Recipe by Sue Lau
Makes a great spicy dish to serve over rice or pasta. Can explode with spice if you like it, but adjust the heat to your taste. So easy and quick to prepare, and tastes like you put so much more effort into it.
Top Review by Denise!
Delicious, Sue! I doubled the sauce and probably added more green onion and parsley than called for. I didn't make this super spicy as I was serving with Chardonnay. It didn't get as thick as I would like, so I added some parmesan cheese and instead of using lemon juice, I used about a fourth cup of white wine. Very simple, very good...another keeper!

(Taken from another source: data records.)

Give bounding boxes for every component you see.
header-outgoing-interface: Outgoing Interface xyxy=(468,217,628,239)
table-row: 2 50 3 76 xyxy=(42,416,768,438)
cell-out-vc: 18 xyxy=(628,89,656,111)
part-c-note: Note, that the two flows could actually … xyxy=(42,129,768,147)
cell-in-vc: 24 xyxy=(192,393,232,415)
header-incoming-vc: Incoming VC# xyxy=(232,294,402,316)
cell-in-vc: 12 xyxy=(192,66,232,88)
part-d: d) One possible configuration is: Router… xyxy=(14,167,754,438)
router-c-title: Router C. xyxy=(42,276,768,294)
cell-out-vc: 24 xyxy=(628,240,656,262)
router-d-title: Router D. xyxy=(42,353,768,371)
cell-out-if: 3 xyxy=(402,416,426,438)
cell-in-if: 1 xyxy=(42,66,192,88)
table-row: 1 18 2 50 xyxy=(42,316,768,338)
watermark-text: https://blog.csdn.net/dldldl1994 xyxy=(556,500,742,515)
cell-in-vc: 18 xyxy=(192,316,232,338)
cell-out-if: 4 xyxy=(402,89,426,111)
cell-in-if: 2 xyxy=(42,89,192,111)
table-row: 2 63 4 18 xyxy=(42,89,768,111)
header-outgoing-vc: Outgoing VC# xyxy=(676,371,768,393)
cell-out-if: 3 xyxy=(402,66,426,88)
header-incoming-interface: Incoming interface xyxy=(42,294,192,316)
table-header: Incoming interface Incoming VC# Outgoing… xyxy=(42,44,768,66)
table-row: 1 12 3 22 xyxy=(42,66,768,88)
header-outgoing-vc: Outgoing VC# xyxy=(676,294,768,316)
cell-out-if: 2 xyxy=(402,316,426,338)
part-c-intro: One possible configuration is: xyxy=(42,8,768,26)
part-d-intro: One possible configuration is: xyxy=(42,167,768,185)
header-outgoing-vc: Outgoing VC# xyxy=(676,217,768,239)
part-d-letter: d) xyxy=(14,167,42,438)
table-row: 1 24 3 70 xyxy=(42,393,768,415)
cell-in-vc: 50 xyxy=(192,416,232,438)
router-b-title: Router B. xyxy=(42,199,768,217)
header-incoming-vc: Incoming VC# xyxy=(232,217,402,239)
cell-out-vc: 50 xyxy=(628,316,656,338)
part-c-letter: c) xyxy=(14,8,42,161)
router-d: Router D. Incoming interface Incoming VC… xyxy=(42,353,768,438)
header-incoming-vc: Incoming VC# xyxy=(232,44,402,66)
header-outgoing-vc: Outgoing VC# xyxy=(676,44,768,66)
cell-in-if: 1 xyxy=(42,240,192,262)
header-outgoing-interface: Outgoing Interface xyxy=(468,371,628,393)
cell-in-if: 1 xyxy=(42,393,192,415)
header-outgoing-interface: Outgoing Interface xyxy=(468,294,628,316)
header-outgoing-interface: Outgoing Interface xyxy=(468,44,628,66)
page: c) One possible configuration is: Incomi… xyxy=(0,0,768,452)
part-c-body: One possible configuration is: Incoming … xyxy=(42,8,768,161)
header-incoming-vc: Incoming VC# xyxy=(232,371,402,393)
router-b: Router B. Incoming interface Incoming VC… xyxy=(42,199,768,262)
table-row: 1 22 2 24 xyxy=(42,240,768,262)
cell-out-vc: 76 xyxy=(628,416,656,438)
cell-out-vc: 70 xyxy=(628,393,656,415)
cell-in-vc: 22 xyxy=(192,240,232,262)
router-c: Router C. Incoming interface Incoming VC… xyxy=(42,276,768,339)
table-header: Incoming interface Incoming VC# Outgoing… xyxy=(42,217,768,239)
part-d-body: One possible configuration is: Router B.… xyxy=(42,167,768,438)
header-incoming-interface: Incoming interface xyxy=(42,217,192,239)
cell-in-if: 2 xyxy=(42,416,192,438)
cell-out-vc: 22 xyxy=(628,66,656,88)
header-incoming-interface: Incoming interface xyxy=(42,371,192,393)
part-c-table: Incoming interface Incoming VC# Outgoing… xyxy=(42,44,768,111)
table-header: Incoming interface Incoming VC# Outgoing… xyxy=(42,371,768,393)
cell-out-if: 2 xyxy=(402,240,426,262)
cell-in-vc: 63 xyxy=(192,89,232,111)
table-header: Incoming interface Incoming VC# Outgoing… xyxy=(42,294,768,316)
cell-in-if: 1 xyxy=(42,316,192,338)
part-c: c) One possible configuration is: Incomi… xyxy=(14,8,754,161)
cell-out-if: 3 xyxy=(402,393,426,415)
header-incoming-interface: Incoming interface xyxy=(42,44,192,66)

- 1 lb large shrimp, peeled and deveined
- 1⁄2-1 teaspoon creole seasoning
- 1⁄4 teaspoon salt
- 1⁄4 teaspoon black pepper
- 1⁄4-1⁄2 teaspoon cayenne pepper
- 1 tablespoon olive oil
- 2 cloves garlic, minced
- 1 scallion, finely sliced
- 1 cup whipping cream
- 2 tablespoons chopped fresh parsley
- 3 tablespoons lemon juice
- hot cooked rice or pasta
Directions See How It's Made
- Sprinkle shrimp with creole seasoning, salt, pepper and cayenne.
- Cook shrimp in olive oil in a hot skillet just until pink and curled, about 3 minutes.
- Add the garlic and green onions and cook until fragrant.
- Stir in the whipping cream and cook until dish is warmed, stirring frequently.
- Mix in parsley and lemon juice just before serving.
- Serve over pasta or hot cooked rice, if desired.